To the Ones I Hurt Along the Way
- Destiny Kudelko
- Feb 4
- 3 min read
Healing is not linear.
A simple statement that holds a lot of weight for me right now. There have been many ups and downs in my attempt to get a grip on my mental health as well as trying to navigate what it means to be myself in a world outside of academia. The truth is that I have no idea what either of those things look like.
What I do know is that in my attempt to find myself and whatever that means for me, I have hurt some important people to me along the way. I have put them in positions that created rifts in our relationships, in our friendships, or even ended them altogether.
Saying I am sorry is not enough. I have been neglecting their needs, their signs of needing help, and caused some damage in the wake of everything that has happened.
While my intention was never to hurt another person, this is a learning moment for me. I need to understand the same concept that I teach my students and it’s that intent does not always equal impact. While I may not have intended to hurt anyone, the impact that my actions had is far greater than I can imagine.

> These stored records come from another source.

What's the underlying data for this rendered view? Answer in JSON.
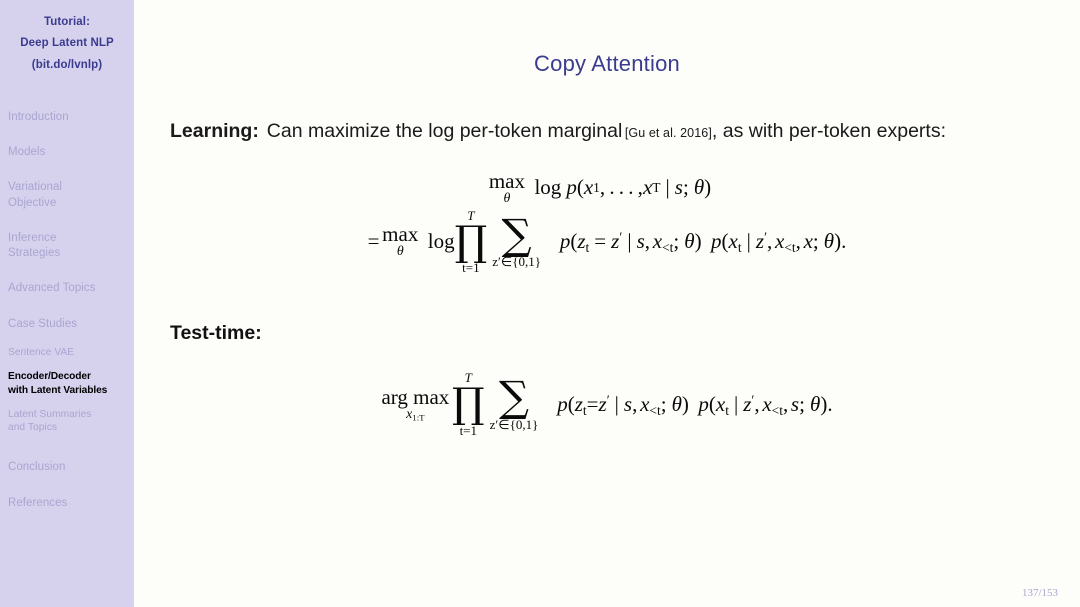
{
  "sidebar": {
    "title_lines": [
      "Tutorial:",
      "Deep Latent NLP",
      "(bit.do/lvnlp)"
    ],
    "items": [
      {
        "label": "Introduction",
        "level": "top",
        "active": false
      },
      {
        "label": "Models",
        "level": "top",
        "active": false
      },
      {
        "label": "Variational Objective",
        "level": "top",
        "active": false
      },
      {
        "label": "Inference Strategies",
        "level": "top",
        "active": false
      },
      {
        "label": "Advanced Topics",
        "level": "top",
        "active": false
      },
      {
        "label": "Case Studies",
        "level": "top",
        "active": false
      },
      {
        "label": "Sentence VAE",
        "level": "sub",
        "active": false
      },
      {
        "label": "Encoder/Decoder with Latent Variables",
        "level": "sub",
        "active": true
      },
      {
        "label": "Latent Summaries and Topics",
        "level": "sub",
        "active": false
      },
      {
        "label": "Conclusion",
        "level": "top",
        "active": false
      },
      {
        "label": "References",
        "level": "top",
        "active": false
      }
    ],
    "item_labels": {
      "introduction": "Introduction",
      "models": "Models",
      "variational_1": "Variational",
      "variational_2": "Objective",
      "inference_1": "Inference",
      "inference_2": "Strategies",
      "advanced": "Advanced Topics",
      "case_studies": "Case Studies",
      "sentence_vae": "Sentence VAE",
      "encoder_decoder_1": "Encoder/Decoder",
      "encoder_decoder_2": "with Latent Variables",
      "latent_summaries_1": "Latent Summaries",
      "latent_summaries_2": "and Topics",
      "conclusion": "Conclusion",
      "references": "References"
    }
  },
  "slide": {
    "title": "Copy Attention",
    "page_number": "137/153"
  },
  "body": {
    "learning_label": "Learning:",
    "learning_text_1": "Can maximize the log per-token marginal",
    "citation": "[Gu et al. 2016]",
    "learning_text_2": ", as with per-token experts:",
    "test_time_label": "Test-time:"
  },
  "math": {
    "eq1_line1": {
      "max": "max",
      "max_sub": "θ",
      "log": "log",
      "p": "p",
      "open": "(",
      "x1": "x",
      "x1_sub": "1",
      "dots": ", . . . ,",
      "xT": "x",
      "xT_sub": "T",
      "bar": "|",
      "s": "s",
      "semi": ";",
      "theta": "θ",
      "close": ")",
      "plain": "max_θ log p(x_1, …, x_T | s; θ)"
    },
    "eq1_line2": {
      "equals": "=",
      "max": "max",
      "max_sub": "θ",
      "log": "log",
      "prod": "∏",
      "prod_over": "T",
      "prod_under": "t=1",
      "sum": "∑",
      "sum_under": "z′∈{0,1}",
      "term1": "p(z_t = z′ | s, x_{<t}; θ)",
      "term2": "p(x_t | z′, x_{<t}, x; θ).",
      "p": "p",
      "z": "z",
      "z_sub": "t",
      "eq": "=",
      "zprime": "z",
      "prime": "′",
      "bar": "|",
      "s": "s",
      "comma": ",",
      "x": "x",
      "x_sub": "<t",
      "semi": ";",
      "theta": "θ",
      "xt": "x",
      "xt_sub": "t",
      "x_last": "x",
      "period": ".",
      "plain": "= max_θ log ∏_{t=1}^{T} ∑_{z′∈{0,1}} p(z_t = z′ | s, x_{<t}; θ) p(x_t | z′, x_{<t}, x; θ)."
    },
    "eq2": {
      "argmax": "arg max",
      "argmax_sub": "x",
      "argmax_sub_rest": "1:T",
      "prod": "∏",
      "prod_over": "T",
      "prod_under": "t=1",
      "sum": "∑",
      "sum_under": "z′∈{0,1}",
      "plain": "arg max_{x_{1:T}} ∏_{t=1}^{T} ∑_{z′∈{0,1}} p(z_t=z′ | s, x_{<t}; θ) p(x_t | z′, x_{<t}, s; θ)."
    },
    "symbols": {
      "prod": "∏",
      "sum": "∑",
      "theta": "θ",
      "prime": "′",
      "in": "∈",
      "mid": "|",
      "lbrace": "{",
      "rbrace": "}"
    }
  },
  "colors": {
    "sidebar_bg": "#d6d2ee",
    "sidebar_text": "#a9a5cf",
    "sidebar_title": "#3b3b8f",
    "title": "#3b3b8f",
    "content_bg": "#fdfdfa",
    "body_text": "#1a1a1a",
    "active_item": "#000000"
  }
}
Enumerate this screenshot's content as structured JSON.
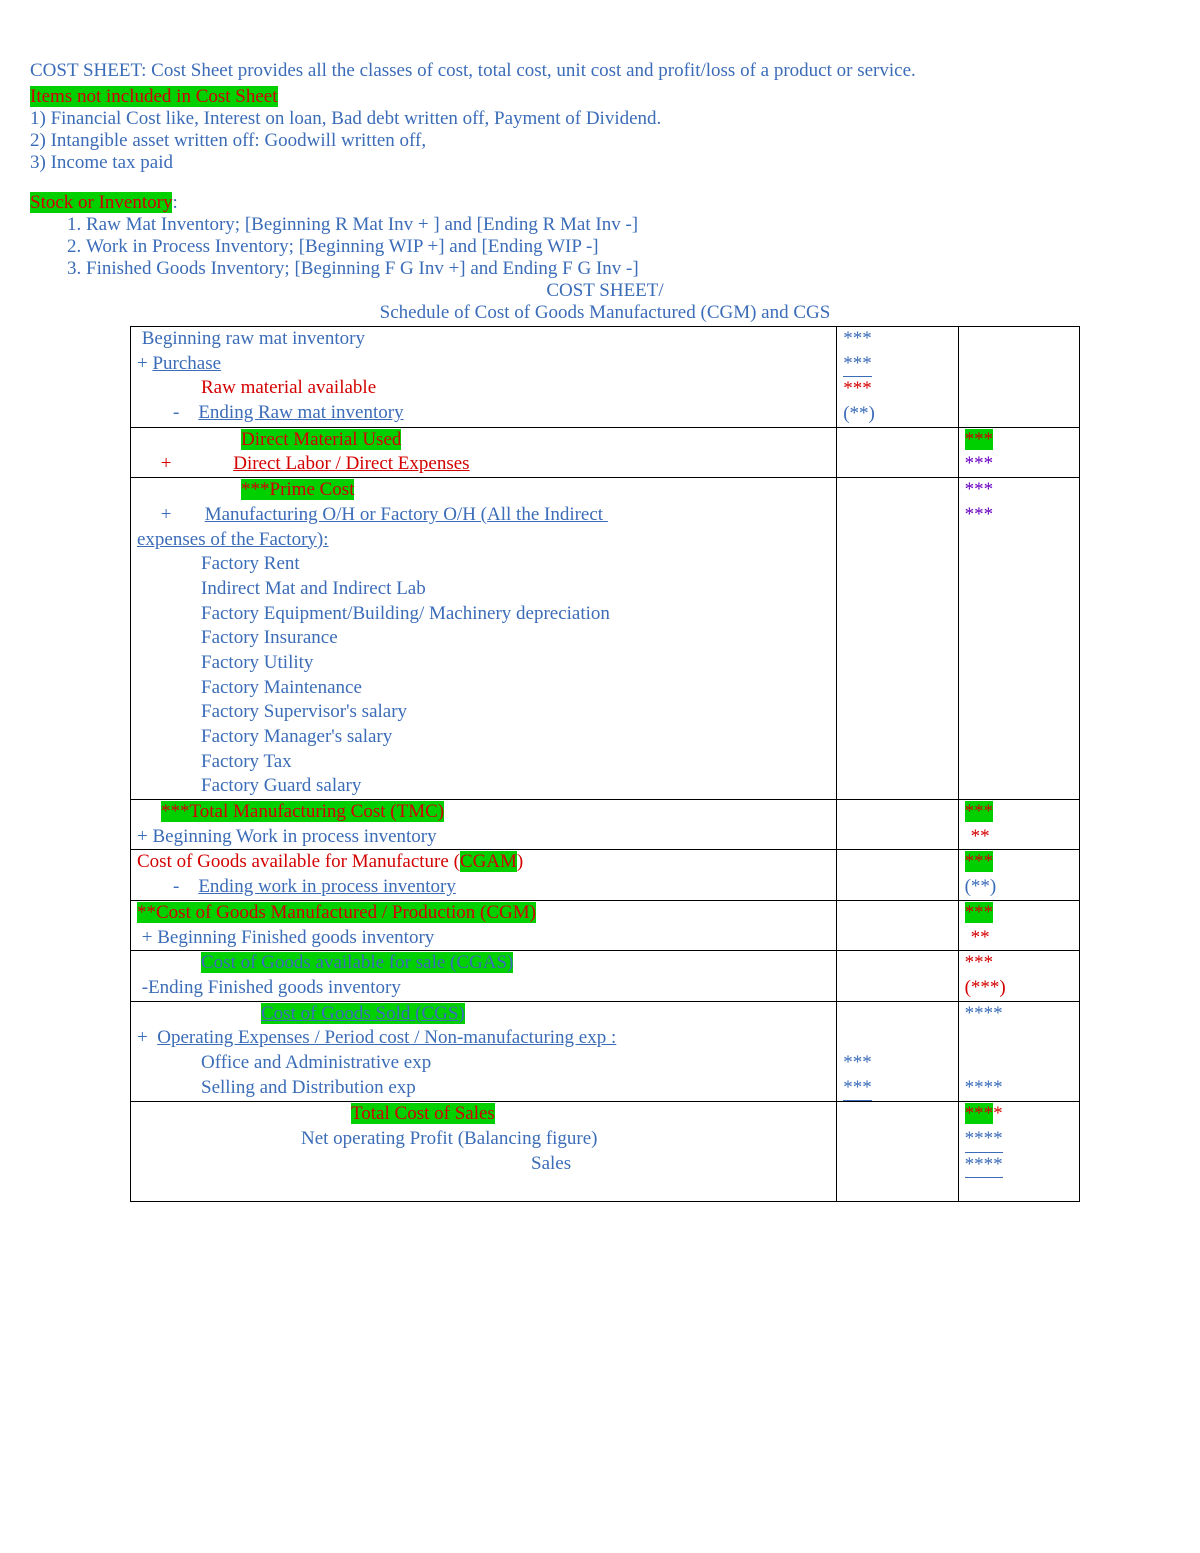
{
  "intro": {
    "title": " COST SHEET: Cost Sheet provides all the classes of cost, total cost, unit cost and profit/loss of a product or service.",
    "excluded_heading": "Items not included in Cost Sheet ",
    "excluded": [
      "1) Financial Cost like,  Interest on loan, Bad debt written off, Payment of Dividend.",
      "2) Intangible asset written off: Goodwill written off,",
      "3) Income tax paid"
    ],
    "stock_heading": "Stock or Inventory",
    "stock_colon": ":",
    "stock_items": [
      "Raw Mat Inventory; [Beginning R Mat Inv + ] and [Ending R Mat Inv -]",
      "Work in Process Inventory; [Beginning WIP +] and [Ending WIP -]",
      "Finished Goods Inventory; [Beginning F G Inv +] and Ending F G Inv -]"
    ],
    "schedule_heading1": "COST SHEET/",
    "schedule_heading2": "Schedule of Cost of Goods Manufactured (CGM) and CGS"
  },
  "r1": {
    "l1": " Beginning raw mat inventory",
    "l2_sign": "+ ",
    "l2": "Purchase",
    "l3": "Raw material available",
    "l4_sign": "-    ",
    "l4": "Ending Raw mat inventory",
    "a1": "***",
    "a2": "***",
    "a3": "***",
    "a4": "(**)"
  },
  "r2": {
    "l1": "Direct Material Used",
    "l2_sign": "     +             ",
    "l2": "Direct Labor / Direct Expenses",
    "b1": "***",
    "b2": "***"
  },
  "r3": {
    "l1": "***Prime Cost",
    "l2_sign": "     +       ",
    "l2": "Manufacturing O/H or Factory O/H (All the Indirect ",
    "l2b": "expenses of the Factory):",
    "items": [
      "Factory Rent",
      "Indirect Mat and Indirect Lab",
      "Factory Equipment/Building/ Machinery depreciation",
      "Factory Insurance",
      "Factory Utility",
      "Factory Maintenance",
      "Factory Supervisor's salary",
      "Factory Manager's salary",
      "Factory Tax",
      "Factory Guard salary"
    ],
    "b1": "***",
    "b2": "***"
  },
  "r4": {
    "l1": "***Total Manufacturing Cost (TMC)",
    "l2": "+ Beginning Work in process inventory",
    "b1": "***",
    "b2": "**"
  },
  "r5": {
    "l1a": "Cost of Goods available for Manufacture (",
    "l1b": "CGAM",
    "l1c": ")",
    "l2_sign": "-    ",
    "l2": "Ending work in process inventory",
    "b1": "***",
    "b2": "(**)"
  },
  "r6": {
    "l1": "**Cost of Goods Manufactured / Production (CGM)",
    "l2": " + Beginning Finished goods inventory",
    "b1": "***",
    "b2": "**"
  },
  "r7": {
    "l1": "Cost of Goods available for sale (CGAS)",
    "l2": " -Ending Finished goods inventory",
    "b1": "***",
    "b2": "(***)"
  },
  "r8": {
    "l1": "Cost of Goods Sold (CGS)",
    "l2_sign": "+  ",
    "l2": "Operating Expenses / Period cost / Non-manufacturing exp :",
    "l3": "Office and Administrative exp",
    "l4": "Selling and Distribution exp",
    "b1": "****",
    "a3": "***",
    "a4": "***",
    "b4": "****"
  },
  "r9": {
    "l1": "Total Cost of Sales",
    "l2": "Net operating Profit (Balancing figure)",
    "l3": "Sales",
    "b1a": "***",
    "b1b": "*",
    "b2": "****",
    "b3": "****"
  }
}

Impact. Let’s take a moment to talk about that quickly. When using that word, we typically are talking about how others have positively changed our lives. Nostalgia seldom has negativity associated with it because who really wants to remember the bad things that have happened in our lives.
Now that we covered that - let’s talk about the ways that ‘impact' can have a negative effect on those that are closest to us. As we are beginning our healing journeys, we can begin to put those same people on the backburner when it comes to understanding their needs and what they are trying to process… even things that we are unaware of.
Why is this important?
Good question. Often when we are so focused on getting out of the never-ending tunnel that we have made our home for so long, we are only worried about the light at the end. Seldom are we concerned with who we have brought with us into the tunnel. They are still there.
If you read one of my earlier posts, you may remember when I talked about the burning house and feeling like the group has left for safety while I am stuck watching from inside as the walls burn around me… this is the same idea, but switched.
As we are healing, they may be hurting.
I am still working on figuring out how to fix things. I am still working on figuring out how to make things better. Not just in the sense of needing to fix myself, but also in needing to fix the relationships that may have been adversely affected by the things that I have done while on my path of self-destruction.
It is okay to hurt, it is amazing to heal. But never forget about the people who helped you get to the point where you knew you could continue again.
So, to the ones I hurt along the way: I cannot begin to apologize. I am sorry that I compromised our friendships in an effort to climb up from this hole I dug. I am sorry that I put you in the way of the oncoming traffic that you continuously tried to pull me out of. I am sorry that I never took into account the effects of the things that I have done when it came to you. I am sorry.
To the ones I hurt along the way, I hope you begin to heal too.